The only people who know my birthday around here is HR. Is this birthday celebration crap an American thing?
posted by brokkr at 7:49 AM on February 11, 2015


In my office, the tradition is that you bring in a treat for the office on your own birthday. There's nothing making you do it, and I don't think anyone would ever notice if you didn't. It doesn't particularly bother me, and I haven't noticed any gender differences in how people participate. I generally am not a huge fan of enforced office social stuff, but the birthday thing is basically just that you go to the breakroom and get some cake or bread and cheese, and then when you see the person you can wish them a happy birthday. Honestly, I find the holiday parties (plural, because that's how we roll around here) more annoying.
posted by ArbitraryAndCapricious at 10:18 AM on February 11, 2015 [1 favorite]


> Is this birthday celebration crap an American thing?

Hugely variable. Some places make them a thing, some don't. Some places make them office-wide, some are team/department-only.
posted by rtha at 10:46 AM on February 11, 2015


Is this birthday celebration crap an American thing?

Not exclusively. In one of my workplaces there's a list of birthdays on the fridge in the kitchen. When your special day rolls around there's a card that everyone signs, at some point in the day you're summoned to the main office where everyone watches as you're presented with a cake - with candles you have to blow out - as they play a song that you like. You then cut the cake and give everyone a piece. It is hell.
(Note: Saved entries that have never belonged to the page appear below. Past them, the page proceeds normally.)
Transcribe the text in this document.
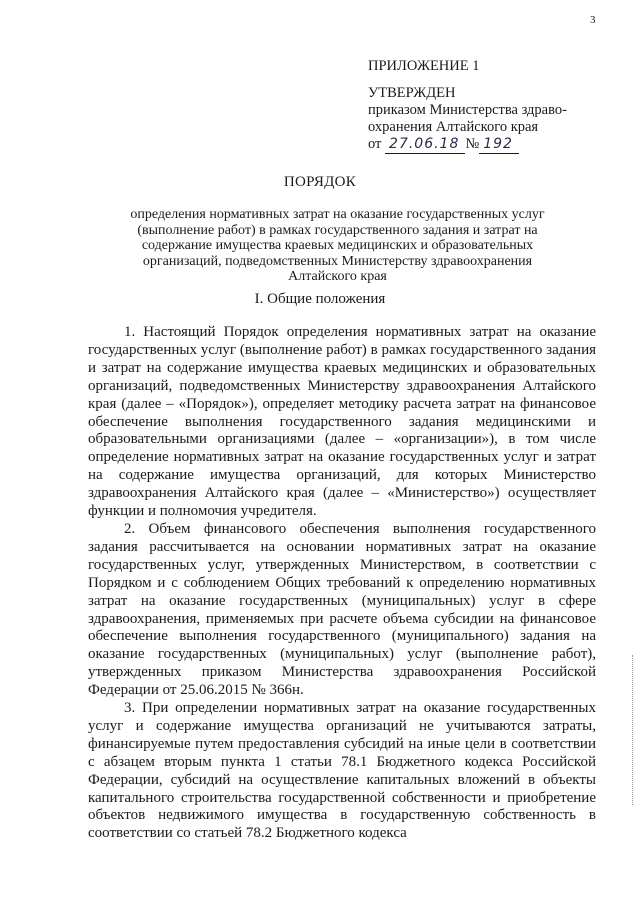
3
ПРИЛОЖЕНИЕ 1
УТВЕРЖДЕН
приказом Министерства здраво-
охранения Алтайского края
от 27.06.18 № 192
ПОРЯДОК
определения нормативных затрат на оказание государственных услуг (выполнение работ) в рамках государственного задания и затрат на содержание имущества краевых медицинских и образовательных организаций, подведомственных Министерству здравоохранения Алтайского края
I. Общие положения

1. Настоящий Порядок определения нормативных затрат на оказание государственных услуг (выполнение работ) в рамках государственного задания и затрат на содержание имущества краевых медицинских и образовательных организаций, подведомственных Министерству здравоохранения Алтайского края (далее – «Порядок»), определяет методику расчета затрат на финансовое обеспечение выполнения государственного задания медицинскими и образовательными организациями (далее – «организации»), в том числе определение нормативных затрат на оказание государственных услуг и затрат на содержание имущества организаций, для которых Министерство здравоохранения Алтайского края (далее – «Министерство») осуществляет функции и полномочия учредителя.

2. Объем финансового обеспечения выполнения государственного задания рассчитывается на основании нормативных затрат на оказание государственных услуг, утвержденных Министерством, в соответствии с Порядком и с соблюдением Общих требований к определению нормативных затрат на оказание государственных (муниципальных) услуг в сфере здравоохранения, применяемых при расчете объема субсидии на финансовое обеспечение выполнения государственного (муниципального) задания на оказание государственных (муниципальных) услуг (выполнение работ), утвержденных приказом Министерства здравоохранения Российской Федерации от 25.06.2015 № 366н.

3. При определении нормативных затрат на оказание государственных услуг и содержание имущества организаций не учитываются затраты, финансируемые путем предоставления субсидий на иные цели в соответствии с абзацем вторым пункта 1 статьи 78.1 Бюджетного кодекса Российской Федерации, субсидий на осуществление капитальных вложений в объекты капитального строительства государственной собственности и приобретение объектов недвижимого имущества в государственную собственность в соответствии со статьей 78.2 Бюджетного кодекса
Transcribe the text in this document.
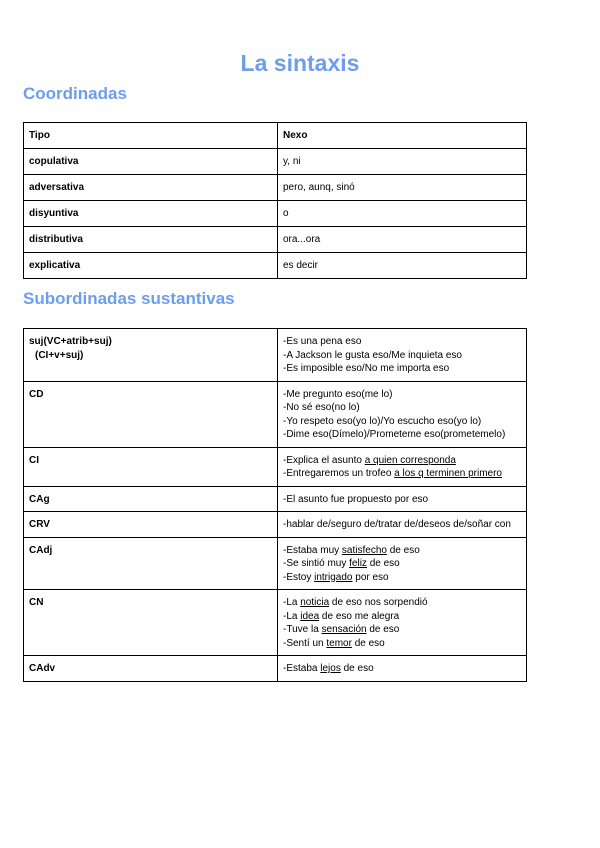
La sintaxis
Coordinadas
Tipo	Nexo
copulativa	y, ni
adversativa	pero, aunq, sinó
disyuntiva	o
distributiva	ora...ora
explicativa	es decir
Subordinadas sustantivas
suj(VC+atrib+suj)
(CI+v+suj)	-Es una pena eso
-A Jackson le gusta eso/Me inquieta eso
-Es imposible eso/No me importa eso

CD	-Me pregunto eso(me lo)
-No sé eso(no lo)
-Yo respeto eso(yo lo)/Yo escucho eso(yo lo)
-Dime eso(Dímelo)/Prometeme eso(prometemelo)

CI	-Explica el asunto a quien corresponda
-Entregaremos un trofeo a los q terminen primero

CAg	-El asunto fue propuesto por eso

CRV	-hablar de/seguro de/tratar de/deseos de/soñar con

CAdj	-Estaba muy satisfecho de eso
-Se sintió muy feliz de eso
-Estoy intrigado por eso

CN	-La noticia de eso nos sorpendió
-La idea de eso me alegra
-Tuve la sensación de eso
-Sentí un temor de eso

CAdv	-Estaba lejos de eso
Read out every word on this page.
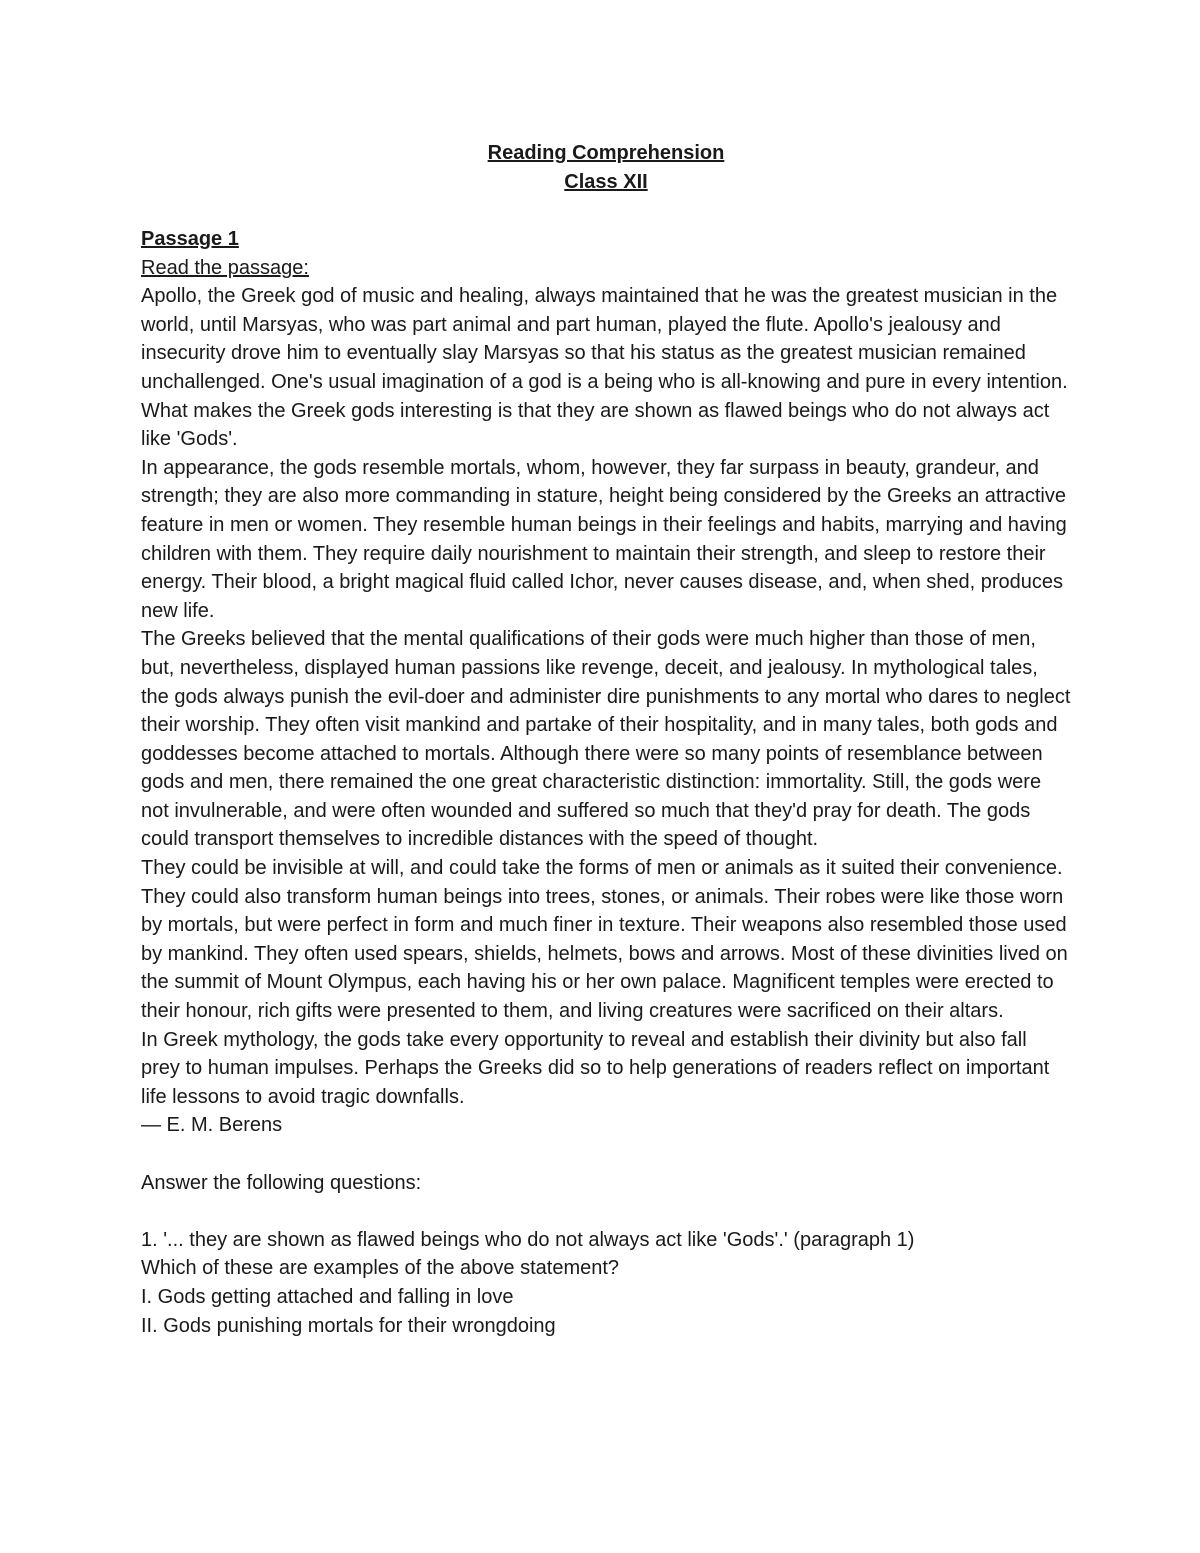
Reading Comprehension
Class XII

Passage 1

Read the passage:

Apollo, the Greek god of music and healing, always maintained that he was the greatest musician in the world, until Marsyas, who was part animal and part human, played the flute. Apollo's jealousy and insecurity drove him to eventually slay Marsyas so that his status as the greatest musician remained unchallenged. One's usual imagination of a god is a being who is all-knowing and pure in every intention. What makes the Greek gods interesting is that they are shown as flawed beings who do not always act like 'Gods'.

In appearance, the gods resemble mortals, whom, however, they far surpass in beauty, grandeur, and strength; they are also more commanding in stature, height being considered by the Greeks an attractive feature in men or women. They resemble human beings in their feelings and habits, marrying and having children with them. They require daily nourishment to maintain their strength, and sleep to restore their energy. Their blood, a bright magical fluid called Ichor, never causes disease, and, when shed, produces new life.

The Greeks believed that the mental qualifications of their gods were much higher than those of men, but, nevertheless, displayed human passions like revenge, deceit, and jealousy. In mythological tales, the gods always punish the evil-doer and administer dire punishments to any mortal who dares to neglect their worship. They often visit mankind and partake of their hospitality, and in many tales, both gods and goddesses become attached to mortals. Although there were so many points of resemblance between gods and men, there remained the one great characteristic distinction: immortality. Still, the gods were not invulnerable, and were often wounded and suffered so much that they'd pray for death. The gods could transport themselves to incredible distances with the speed of thought.

They could be invisible at will, and could take the forms of men or animals as it suited their convenience. They could also transform human beings into trees, stones, or animals. Their robes were like those worn by mortals, but were perfect in form and much finer in texture. Their weapons also resembled those used by mankind. They often used spears, shields, helmets, bows and arrows. Most of these divinities lived on the summit of Mount Olympus, each having his or her own palace. Magnificent temples were erected to their honour, rich gifts were presented to them, and living creatures were sacrificed on their altars.

In Greek mythology, the gods take every opportunity to reveal and establish their divinity but also fall prey to human impulses. Perhaps the Greeks did so to help generations of readers reflect on important life lessons to avoid tragic downfalls.

— E. M. Berens

Answer the following questions:

1. '... they are shown as flawed beings who do not always act like 'Gods'.' (paragraph 1)

Which of these are examples of the above statement?

I. Gods getting attached and falling in love

II. Gods punishing mortals for their wrongdoing
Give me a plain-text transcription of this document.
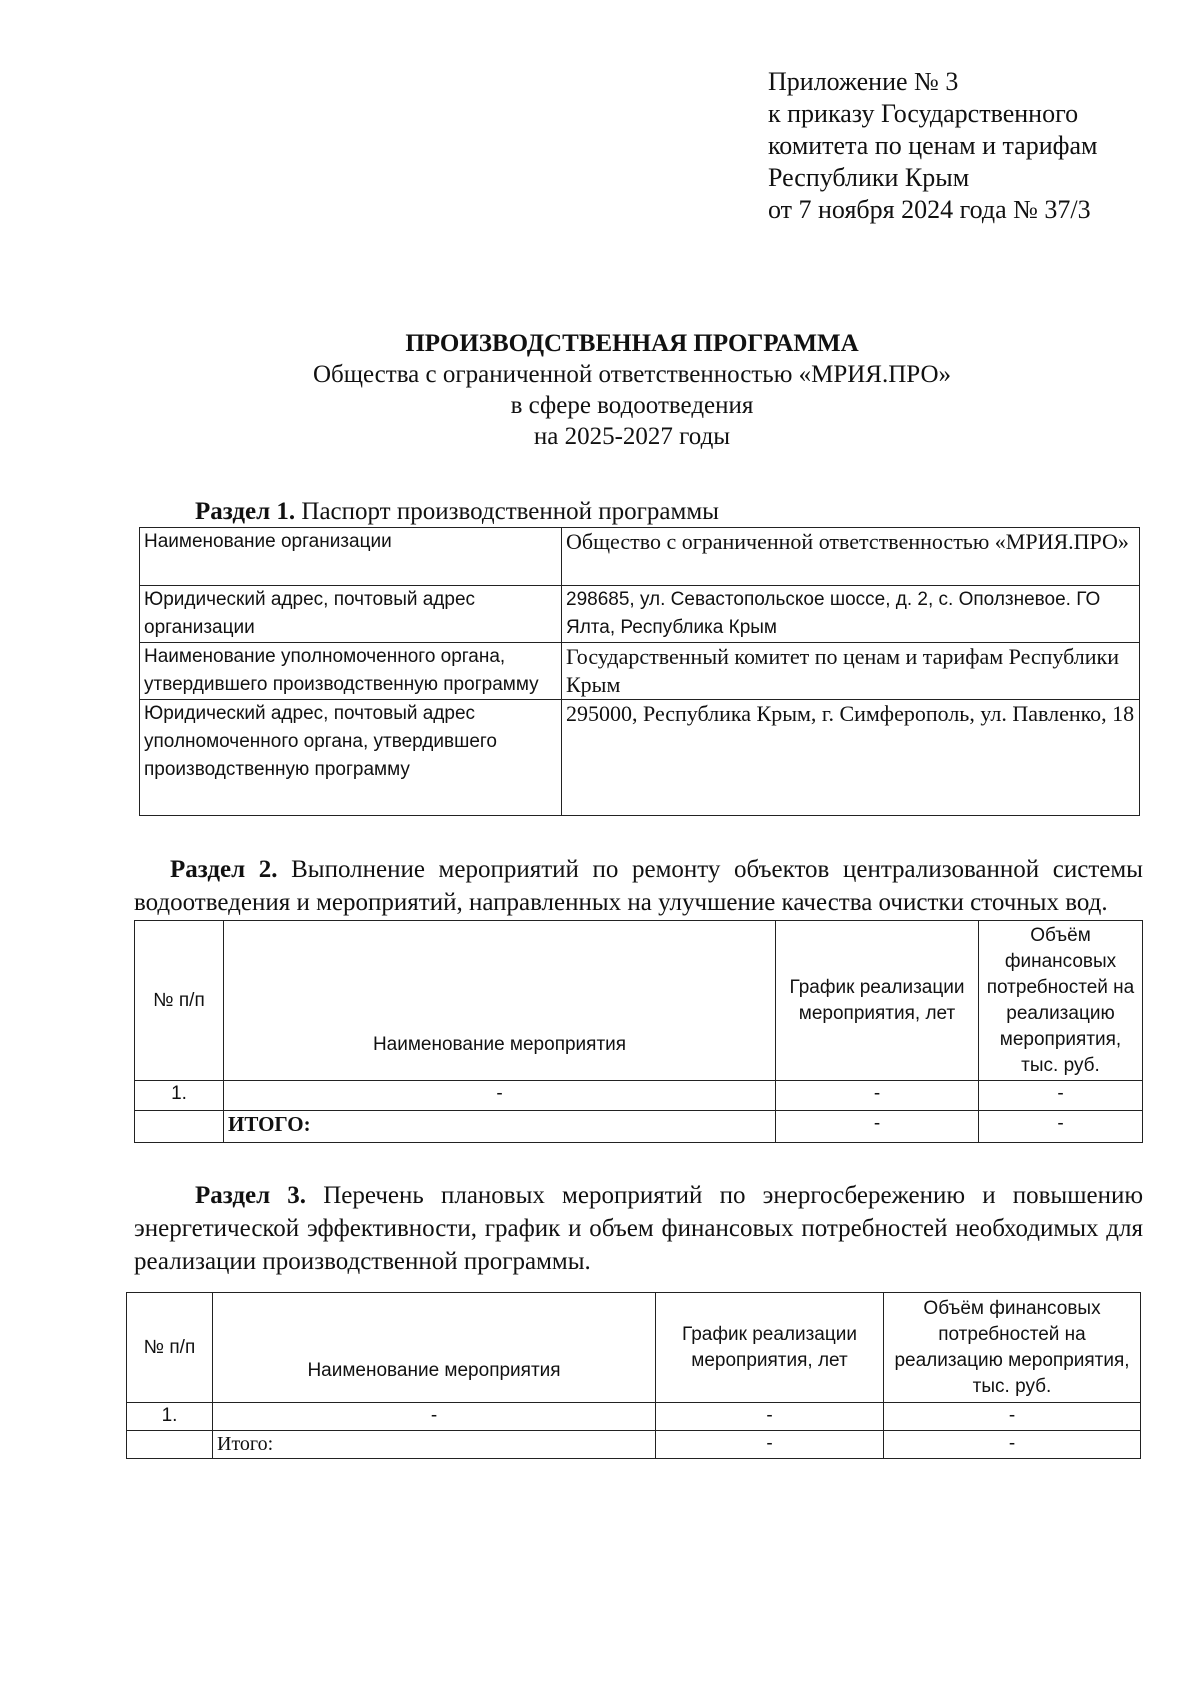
Приложение № 3
к приказу Государственного
комитета по ценам и тарифам
Республики Крым
от 7 ноября 2024 года № 37/3
ПРОИЗВОДСТВЕННАЯ ПРОГРАММА
Общества с ограниченной ответственностью «МРИЯ.ПРО»
в сфере водоотведения
на 2025-2027 годы
Раздел 1. Паспорт производственной программы
Наименование организации	Общество с ограниченной ответственностью «МРИЯ.ПРО»
Юридический адрес, почтовый адрес организации	298685, ул. Севастопольское шоссе, д. 2, с. Оползневое. ГО Ялта, Республика Крым
Наименование уполномоченного органа, утвердившего производственную программу	Государственный комитет по ценам и тарифам Республики Крым
Юридический адрес, почтовый адрес уполномоченного органа, утвердившего производственную программу	295000, Республика Крым, г. Симферополь, ул. Павленко, 18
Раздел 2. Выполнение мероприятий по ремонту объектов централизованной системы водоотведения и мероприятий, направленных на улучшение качества очистки сточных вод.
№ п/п	Наименование мероприятия	График реализации мероприятия, лет	Объём финансовых потребностей на реализацию мероприятия, тыс. руб.
1.	-	-	-
	ИТОГО:	-	-
Раздел 3. Перечень плановых мероприятий по энергосбережению и повышению энергетической эффективности, график и объем финансовых потребностей необходимых для реализации производственной программы.
№ п/п	Наименование мероприятия	График реализации мероприятия, лет	Объём финансовых потребностей на реализацию мероприятия, тыс. руб.
1.	-	-	-
	Итого:	-	-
(And fwiw the person who checks the list and buys the card and cake is a man)
posted by billiebee at 12:16 PM on February 11, 2015


as they play a song that you like.

oh man, I would have a really good time with this.
posted by desjardins at 7:12 PM on February 11, 2015


billiebee: "In one of my workplaces there's a list of birthdays on the fridge in the kitchen. When your special day rolls around there's a card that everyone signs, at some point in the day you're summoned to the main office where everyone watches as you're presented with a cake - with candles you have to blow out - as they play a song that you like. You then cut the cake and give everyone a piece. It is hell."
Jeesus fucking christ, that's torture.